Ho svolto  anche  l’ attività politica presso i Giovani Democratici ricoprendo il ruolo di membro dell’esecutivo regionale Sicilia con delega al Lavoro e rapporti con l’esecutivo nazionale.

Dopo aver conseguito la laurea triennale mi sono  trasferito a Torino, dove ho conseguito la laurea magistrale in Scienza del Governo e dell’ Amministrazione. Durante i miei Studi nell’ateneo piemontese, soprattutto grazie all’incontro ed alla collaborazione con il Prof. Bobbio, mi sono appassionato ancora di più allo studio delle teorie della democrazia e dei fenomeni sociologici ad essa collegati.

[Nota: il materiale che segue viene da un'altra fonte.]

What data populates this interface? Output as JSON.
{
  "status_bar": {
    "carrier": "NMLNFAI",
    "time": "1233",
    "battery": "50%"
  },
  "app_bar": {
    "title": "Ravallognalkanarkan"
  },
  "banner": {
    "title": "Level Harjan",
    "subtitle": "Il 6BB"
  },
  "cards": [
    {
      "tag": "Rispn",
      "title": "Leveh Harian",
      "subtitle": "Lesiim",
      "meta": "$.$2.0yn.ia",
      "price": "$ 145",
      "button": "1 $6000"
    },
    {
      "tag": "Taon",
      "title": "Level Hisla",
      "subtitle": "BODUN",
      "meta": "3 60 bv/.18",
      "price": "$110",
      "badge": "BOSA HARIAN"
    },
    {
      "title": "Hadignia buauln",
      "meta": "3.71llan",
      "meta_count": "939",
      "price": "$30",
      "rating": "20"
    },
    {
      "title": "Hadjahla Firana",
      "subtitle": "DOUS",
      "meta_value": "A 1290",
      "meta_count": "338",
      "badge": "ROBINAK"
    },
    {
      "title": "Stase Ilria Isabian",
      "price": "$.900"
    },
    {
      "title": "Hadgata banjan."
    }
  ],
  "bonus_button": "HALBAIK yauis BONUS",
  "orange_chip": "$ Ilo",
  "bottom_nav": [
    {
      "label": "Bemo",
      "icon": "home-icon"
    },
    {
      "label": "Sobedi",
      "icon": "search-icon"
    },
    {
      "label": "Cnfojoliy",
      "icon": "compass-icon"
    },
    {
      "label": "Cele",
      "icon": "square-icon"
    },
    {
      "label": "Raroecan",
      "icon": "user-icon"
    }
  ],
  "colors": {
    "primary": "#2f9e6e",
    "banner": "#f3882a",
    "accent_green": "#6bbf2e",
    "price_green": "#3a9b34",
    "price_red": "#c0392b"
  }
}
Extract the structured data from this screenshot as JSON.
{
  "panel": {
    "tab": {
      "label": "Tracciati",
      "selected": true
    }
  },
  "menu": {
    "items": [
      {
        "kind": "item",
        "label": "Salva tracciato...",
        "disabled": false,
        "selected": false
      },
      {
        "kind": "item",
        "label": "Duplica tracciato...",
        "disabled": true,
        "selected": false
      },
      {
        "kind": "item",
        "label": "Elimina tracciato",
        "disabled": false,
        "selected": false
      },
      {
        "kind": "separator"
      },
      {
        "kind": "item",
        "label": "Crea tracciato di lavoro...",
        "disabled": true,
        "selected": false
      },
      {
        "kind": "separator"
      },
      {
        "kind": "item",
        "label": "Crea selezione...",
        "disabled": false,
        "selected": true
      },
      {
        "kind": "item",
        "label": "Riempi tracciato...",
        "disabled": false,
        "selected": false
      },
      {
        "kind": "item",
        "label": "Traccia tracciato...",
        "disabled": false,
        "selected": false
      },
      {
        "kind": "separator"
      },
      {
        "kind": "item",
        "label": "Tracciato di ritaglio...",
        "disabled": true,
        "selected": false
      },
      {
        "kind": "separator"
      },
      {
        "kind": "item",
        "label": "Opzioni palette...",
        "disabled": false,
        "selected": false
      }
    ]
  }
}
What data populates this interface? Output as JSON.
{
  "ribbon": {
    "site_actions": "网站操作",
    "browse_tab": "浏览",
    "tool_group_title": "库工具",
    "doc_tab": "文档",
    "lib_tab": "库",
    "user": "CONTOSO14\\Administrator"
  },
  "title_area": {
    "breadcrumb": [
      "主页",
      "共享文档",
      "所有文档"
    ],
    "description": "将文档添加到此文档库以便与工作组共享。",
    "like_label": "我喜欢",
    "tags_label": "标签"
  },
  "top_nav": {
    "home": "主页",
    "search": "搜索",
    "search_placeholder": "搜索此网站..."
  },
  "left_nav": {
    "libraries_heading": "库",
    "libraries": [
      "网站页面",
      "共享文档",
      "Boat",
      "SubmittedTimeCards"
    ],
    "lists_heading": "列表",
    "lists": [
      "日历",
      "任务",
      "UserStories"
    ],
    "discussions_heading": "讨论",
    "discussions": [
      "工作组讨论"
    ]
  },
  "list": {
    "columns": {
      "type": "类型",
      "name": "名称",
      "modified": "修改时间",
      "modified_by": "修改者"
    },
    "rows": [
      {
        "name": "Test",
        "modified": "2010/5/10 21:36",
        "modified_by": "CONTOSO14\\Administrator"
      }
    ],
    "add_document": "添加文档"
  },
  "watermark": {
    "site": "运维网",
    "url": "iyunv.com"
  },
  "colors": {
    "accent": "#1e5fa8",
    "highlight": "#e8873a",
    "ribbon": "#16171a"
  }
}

Ultimati gli studi accademici, ho intrapreso la strada per diventare Consulente del Lavoro, abilitandomi all’esercizio della professione e tutt’ora svolgo la libera professione. 

Amo profondamente l’arte in tutte le sue forme espressive,  in particolar modo la musica d’autore e i compositori  jazz  e blues. 

Assiduo frequentatore delle sale cinematografiche e dei teatri, sono un amante della storia e un  vorace lettore di libri della letteratura classica.

Tramite l’associazione da me fondata nella mia regione, ho organizzato diversi eventi culturali tra cui il Premio Culturale Demetra,  nato per omaggiare la storia classica  di quelle che un tempo furono le terre demetriache e del culto della Dea Cerere, ovvero dell’entroterra siciliano.

La prima edizione è stata vinta dallo scrittore forlivese Carmelo Pecora con un racconto ispirato alla storia di Vito Schifano, giovane poliziotto rimasto vittima di un attentato mafioso.

Questa mia forte passione per la cultura, in tutte le sue sfaccettature, mi ha spinto ad aderire con entusiasmo a CultYt, di cui condivido interamente gli obbiettivi e  la vision.  

Dalla community sono stato piacevolmente sorpreso, in quanto ho trovato un ambiente stimolante sia per gli argomenti trattati sia per l’approccio sempre positivo e per il dialogo sempre costruttivo.